In 1 Corinthians 15:29 Paul says: “Now if there is no resurrection, what will those do who are baptized for the dead. . . ?” This is the single passage on baptism for the dead.  Paul’s readers presumably had more background detail than we on the subject, but for the modern reader the meaning is, at best, obscure. Some Bible references are like that. Many teachings, on the other hand, quite clear.  We know, for instance, that Jesus died on the cross and rose again on the third day. This is stated clearly and repeatedly. There are other teachings which are moderately, but not totally clear, such as the timing of the rapture. And some issues are not addressed at all – like will my dog “Fido” be in Heaven? Many of our denominational traditions, by the way, like our style of worship, fall into this last category. 

        I believe that this is no accident; that God, in His wisdom, has revealed the truth we need to know with the clarity which is necessary for us to live a life pleasing to Him. He, of course, has complete clarity about all truth, but He hasn’t chosen to give this to us.  It’s crucial that we be as honest as we can about the relative level of clarity.  If it’s obvious, we can say, “The Bible says. . .” If it’s somewhat clear, we can note: “I believe that what Paul is teaching here is this.”  If it’s unclear, honesty requires us to say, “I’m not sure what’s meant here.  All I can give you are some possibilities.” There will be, of course, some debate on the level of clarity regarding certain doctrines, but we need to do our best to be as impartial and honest as we can be and not just follow the party line uncritically.  Reading more widely and exposing ourselves to other Christian traditions is helpful in increasing our objectivity in the area of clarity.

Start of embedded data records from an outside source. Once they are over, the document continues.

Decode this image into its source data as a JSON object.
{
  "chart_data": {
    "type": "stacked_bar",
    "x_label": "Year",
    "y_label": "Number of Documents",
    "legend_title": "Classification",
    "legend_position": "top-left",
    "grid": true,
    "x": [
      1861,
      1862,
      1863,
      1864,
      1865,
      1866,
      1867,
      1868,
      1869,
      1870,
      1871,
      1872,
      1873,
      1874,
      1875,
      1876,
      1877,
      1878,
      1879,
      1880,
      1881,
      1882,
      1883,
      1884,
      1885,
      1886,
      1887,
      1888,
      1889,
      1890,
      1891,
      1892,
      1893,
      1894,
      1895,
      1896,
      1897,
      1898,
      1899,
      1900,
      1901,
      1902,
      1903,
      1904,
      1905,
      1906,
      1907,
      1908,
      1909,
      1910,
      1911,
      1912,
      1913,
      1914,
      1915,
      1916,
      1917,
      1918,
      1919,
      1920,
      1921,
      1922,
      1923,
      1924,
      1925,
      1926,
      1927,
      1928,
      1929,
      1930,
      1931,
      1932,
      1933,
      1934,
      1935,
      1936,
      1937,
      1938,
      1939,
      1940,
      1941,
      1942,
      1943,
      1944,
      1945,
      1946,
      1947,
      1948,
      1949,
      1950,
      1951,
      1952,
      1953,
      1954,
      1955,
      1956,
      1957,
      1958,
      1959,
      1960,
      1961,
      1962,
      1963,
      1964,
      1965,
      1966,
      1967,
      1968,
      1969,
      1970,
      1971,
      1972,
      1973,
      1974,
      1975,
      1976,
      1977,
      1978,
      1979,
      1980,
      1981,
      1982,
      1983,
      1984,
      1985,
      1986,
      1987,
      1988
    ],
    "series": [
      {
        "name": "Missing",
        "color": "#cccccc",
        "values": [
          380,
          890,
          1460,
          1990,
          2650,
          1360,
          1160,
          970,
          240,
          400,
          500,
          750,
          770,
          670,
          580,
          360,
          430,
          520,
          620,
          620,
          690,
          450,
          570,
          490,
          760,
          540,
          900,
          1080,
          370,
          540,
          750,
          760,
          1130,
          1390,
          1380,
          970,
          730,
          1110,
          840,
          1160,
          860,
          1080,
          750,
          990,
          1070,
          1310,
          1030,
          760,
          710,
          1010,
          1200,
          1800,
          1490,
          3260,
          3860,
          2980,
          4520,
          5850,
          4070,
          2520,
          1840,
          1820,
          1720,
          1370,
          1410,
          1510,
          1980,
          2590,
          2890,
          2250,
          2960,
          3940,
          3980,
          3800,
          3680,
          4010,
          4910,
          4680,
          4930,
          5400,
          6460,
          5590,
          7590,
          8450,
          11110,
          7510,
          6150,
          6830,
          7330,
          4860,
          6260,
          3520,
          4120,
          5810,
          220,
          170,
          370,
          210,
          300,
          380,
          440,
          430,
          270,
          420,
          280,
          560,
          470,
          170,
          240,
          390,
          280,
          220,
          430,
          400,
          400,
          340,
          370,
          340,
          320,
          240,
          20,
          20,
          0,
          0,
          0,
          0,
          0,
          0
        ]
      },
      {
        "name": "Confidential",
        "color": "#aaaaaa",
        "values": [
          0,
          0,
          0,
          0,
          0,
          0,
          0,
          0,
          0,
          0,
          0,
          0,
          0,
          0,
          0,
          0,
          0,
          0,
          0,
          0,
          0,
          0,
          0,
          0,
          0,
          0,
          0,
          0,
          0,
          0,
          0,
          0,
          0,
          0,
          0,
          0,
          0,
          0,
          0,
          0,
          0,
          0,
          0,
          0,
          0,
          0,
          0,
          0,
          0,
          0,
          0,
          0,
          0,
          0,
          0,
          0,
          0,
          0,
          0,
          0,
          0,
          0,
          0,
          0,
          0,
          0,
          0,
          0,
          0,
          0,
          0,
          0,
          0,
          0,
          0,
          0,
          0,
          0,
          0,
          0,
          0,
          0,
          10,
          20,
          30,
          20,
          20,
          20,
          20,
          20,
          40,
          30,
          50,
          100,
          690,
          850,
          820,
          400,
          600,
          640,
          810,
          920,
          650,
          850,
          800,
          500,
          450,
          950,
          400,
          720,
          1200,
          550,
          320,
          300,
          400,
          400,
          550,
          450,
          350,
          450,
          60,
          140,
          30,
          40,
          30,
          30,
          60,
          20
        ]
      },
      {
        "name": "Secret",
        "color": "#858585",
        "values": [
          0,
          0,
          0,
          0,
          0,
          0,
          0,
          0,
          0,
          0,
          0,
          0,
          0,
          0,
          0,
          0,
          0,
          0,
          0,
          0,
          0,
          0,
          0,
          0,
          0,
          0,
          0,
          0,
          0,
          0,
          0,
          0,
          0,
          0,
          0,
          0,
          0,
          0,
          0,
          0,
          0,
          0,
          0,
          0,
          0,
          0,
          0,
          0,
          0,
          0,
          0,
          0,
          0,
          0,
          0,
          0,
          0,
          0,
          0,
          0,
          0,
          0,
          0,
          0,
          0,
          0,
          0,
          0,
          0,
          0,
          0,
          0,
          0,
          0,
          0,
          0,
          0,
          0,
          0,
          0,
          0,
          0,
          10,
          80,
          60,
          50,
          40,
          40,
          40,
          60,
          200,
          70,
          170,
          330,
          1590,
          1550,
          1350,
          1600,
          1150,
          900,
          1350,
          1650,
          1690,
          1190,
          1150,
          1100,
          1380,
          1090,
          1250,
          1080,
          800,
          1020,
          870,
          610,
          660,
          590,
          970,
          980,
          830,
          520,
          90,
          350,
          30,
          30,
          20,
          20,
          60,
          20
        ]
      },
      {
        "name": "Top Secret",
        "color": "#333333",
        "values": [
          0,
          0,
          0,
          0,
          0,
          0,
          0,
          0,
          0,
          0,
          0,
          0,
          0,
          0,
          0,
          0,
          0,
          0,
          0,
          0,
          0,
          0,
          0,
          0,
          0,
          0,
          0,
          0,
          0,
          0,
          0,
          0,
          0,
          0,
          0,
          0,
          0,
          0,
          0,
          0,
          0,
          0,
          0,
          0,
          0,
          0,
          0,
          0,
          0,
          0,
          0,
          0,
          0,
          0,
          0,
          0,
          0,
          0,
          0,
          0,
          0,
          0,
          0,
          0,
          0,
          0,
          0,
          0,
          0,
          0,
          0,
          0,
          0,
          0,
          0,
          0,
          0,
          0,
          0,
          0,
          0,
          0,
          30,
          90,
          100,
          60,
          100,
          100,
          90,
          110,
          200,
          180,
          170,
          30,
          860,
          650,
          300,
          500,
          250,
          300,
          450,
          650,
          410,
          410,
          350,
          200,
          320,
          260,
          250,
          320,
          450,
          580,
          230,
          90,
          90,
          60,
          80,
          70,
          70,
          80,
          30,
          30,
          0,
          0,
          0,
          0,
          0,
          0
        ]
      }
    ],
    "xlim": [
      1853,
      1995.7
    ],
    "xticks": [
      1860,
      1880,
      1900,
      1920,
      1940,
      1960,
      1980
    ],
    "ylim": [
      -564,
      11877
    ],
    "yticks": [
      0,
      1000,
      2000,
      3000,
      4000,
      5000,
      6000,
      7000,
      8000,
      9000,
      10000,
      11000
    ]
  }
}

I more accurately perceive the Bible by keeping in mind which are the more crucial doctrines

It’s easy, as we struggle for clarity in interpreting the Bible, to lose sight of
the big picture.  Is it more important that we worship on the sabbath or that Jesus died for our sins? Is it more crucial that we figure out the proper mode of baptism or that we live holy lives?  Jesus said of the teachers of the Law and Pharisees, “You strain out a gnat, but swallow a camel!” (Matt. 23:24) They’d gotten caught up in emphasizing lesser biblical doctrines while losing sight of the weightier matters of the law. I’d like to figure out all of Scripture as well as possible, of course, but some teachings are more important to properly understand and obediently follow.

        So what’s the upshot of this short article?  While we Christians, especially Protestants, are notoriously independent in our theology, I believe that we can still agree enough on key teachings to share a meaningful fellowship and cooperation in the Lord. We can live holy lives with reasonable confidence and unity.  Let’s ask the Holy Spirit’s help in doing just that.